Kiel | Keine Angst: Der Untergang des christlichen Abendlandes steht nicht bevor, nachdem sich der Landtag gegen einen Gottesbezug in der neuen Landesverfassung entschieden hat. Schleswig-Holstein ist mit der Entscheidung des Landtags nicht „gottloser“ geworden. Wer allerdings auf die mehr als 60 Prozent der Bürgerinnen und Bürger schaut, die einer Glaubensgemeinschaft angehören, muss zu dem Ergebnis kommen, dass die neue Landesverfassung in der Präambel nicht zwangsläufig die innere Verfassung vieler Menschen widerspiegelt.

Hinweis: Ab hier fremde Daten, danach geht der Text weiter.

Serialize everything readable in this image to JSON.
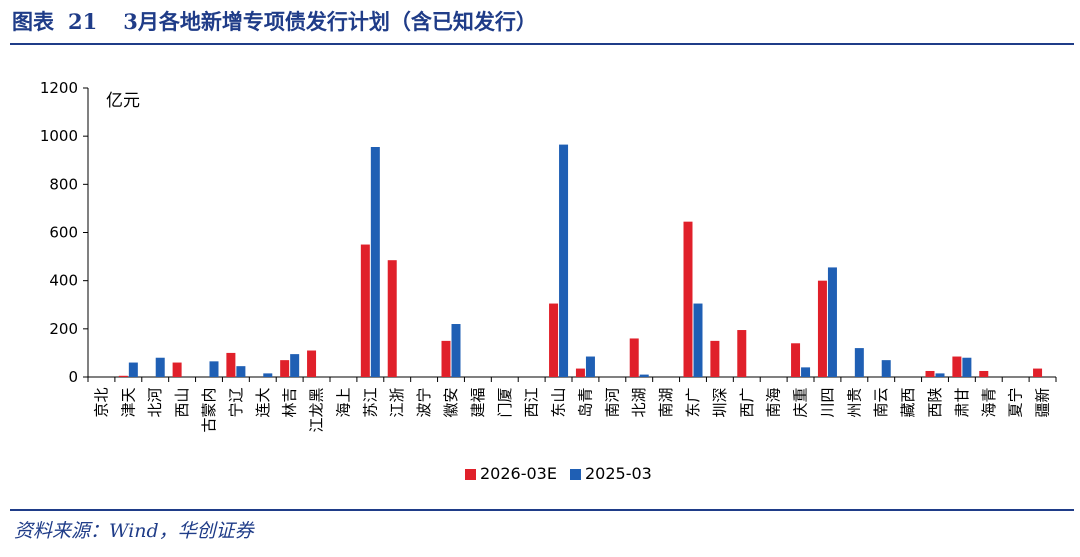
{
  "figure": {
    "label": "图表",
    "number": "21",
    "title": "3月各地新增专项债发行计划（含已知发行）",
    "source": "资料来源：Wind，华创证券"
  },
  "colors": {
    "series_2026": "#e0202a",
    "series_2025": "#1f5fb4",
    "axis": "#000000",
    "title": "#1f3c88"
  },
  "chart_data": {
    "type": "bar",
    "title": "3月各地新增专项债发行计划（含已知发行）",
    "ylabel": "亿元",
    "xlabel": "",
    "ylim": [
      0,
      1200
    ],
    "yticks": [
      0,
      200,
      400,
      600,
      800,
      1000,
      1200
    ],
    "grid": false,
    "legend_position": "bottom-center",
    "categories": [
      "北京",
      "天津",
      "河北",
      "山西",
      "内蒙古",
      "辽宁",
      "大连",
      "吉林",
      "黑龙江",
      "上海",
      "江苏",
      "浙江",
      "宁波",
      "安徽",
      "福建",
      "厦门",
      "江西",
      "山东",
      "青岛",
      "河南",
      "湖北",
      "湖南",
      "广东",
      "深圳",
      "广西",
      "海南",
      "重庆",
      "四川",
      "贵州",
      "云南",
      "西藏",
      "陕西",
      "甘肃",
      "青海",
      "宁夏",
      "新疆"
    ],
    "series": [
      {
        "name": "2026-03E",
        "color": "#e0202a",
        "values": [
          0,
          5,
          0,
          60,
          0,
          100,
          0,
          70,
          110,
          0,
          550,
          485,
          0,
          150,
          0,
          0,
          0,
          305,
          35,
          0,
          160,
          0,
          645,
          150,
          195,
          0,
          140,
          400,
          0,
          0,
          0,
          25,
          85,
          25,
          0,
          35
        ]
      },
      {
        "name": "2025-03",
        "color": "#1f5fb4",
        "values": [
          0,
          60,
          80,
          0,
          65,
          45,
          15,
          95,
          0,
          0,
          955,
          0,
          0,
          220,
          0,
          0,
          0,
          965,
          85,
          0,
          10,
          0,
          305,
          0,
          0,
          0,
          40,
          455,
          120,
          70,
          0,
          15,
          80,
          0,
          0,
          0
        ]
      }
    ]
  }
}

Die Abgeordneten haben sachlich und ernsthaft debattiert; ihr Mehrheitsvotum ist zu respektieren. Trotzdem hat der Landtag eine Chance verpasst. Der Gottesbezug in der Verfassung wäre kein Rück-, sondern ein Fortschritt gewesen.

Die Paulskirchen-Verfassung von 1848 oder die Weimarer Verfassung kannten eine „Verantwortung vor Gott“ nicht. Erst die Mütter und Väter des Grundgesetzes haben den Gottesbezug 1949 aufgegriffen. Die Katastrophe des Zweiten Weltkrieges machte demütig. Es sollte mehr geben als eine formale Ordnung.

Nur sieben von 16 Landesverfassungen haben ebenfalls einen Gottesbezug, der keineswegs in erster Linie eine religiöse Frage ist. Der frühere Verfassungsrichter Udo Di Fabio hat den Bezug auf eine „höhere Macht“ zu Recht als „zutiefst demokratisch“ bezeichnet. Er zeigt, wie Ministerpräsident Torsten Albig in der Debatte sagte, dass das Wissen des Menschen endlich ist und sein Handeln Grenzen hat.

Ein Gottesbezug hätte dazu geführt, dass sich viele Menschen stärker mit der Landesverfassung identifiziert hätten. Doch das Prinzip der Relativität, das immer stärker im politischen Raum Einzug hält, eröffnet eben auch neue demokratische Beteiligungsmöglichkeiten. Die Verfassung senkt die Hürden für Volksbegehren und Volksentscheide. So muss das letzte Wort nicht gesprochen sein. Dazu bedarf es allerdings des Mutes der Gläubigen. Man sollte ihn nicht unterschätzen – trotz oftmals leerer Kirchen.

Ein Bürgervotum könnte zudem zur politischen Kultur im Lande beitragen. Die Landesverfassung wäre dann mehr als die persönliche Gewissensentscheidung von 66 Abgeordneten. Sie würde bei den Menschen „ankommen“.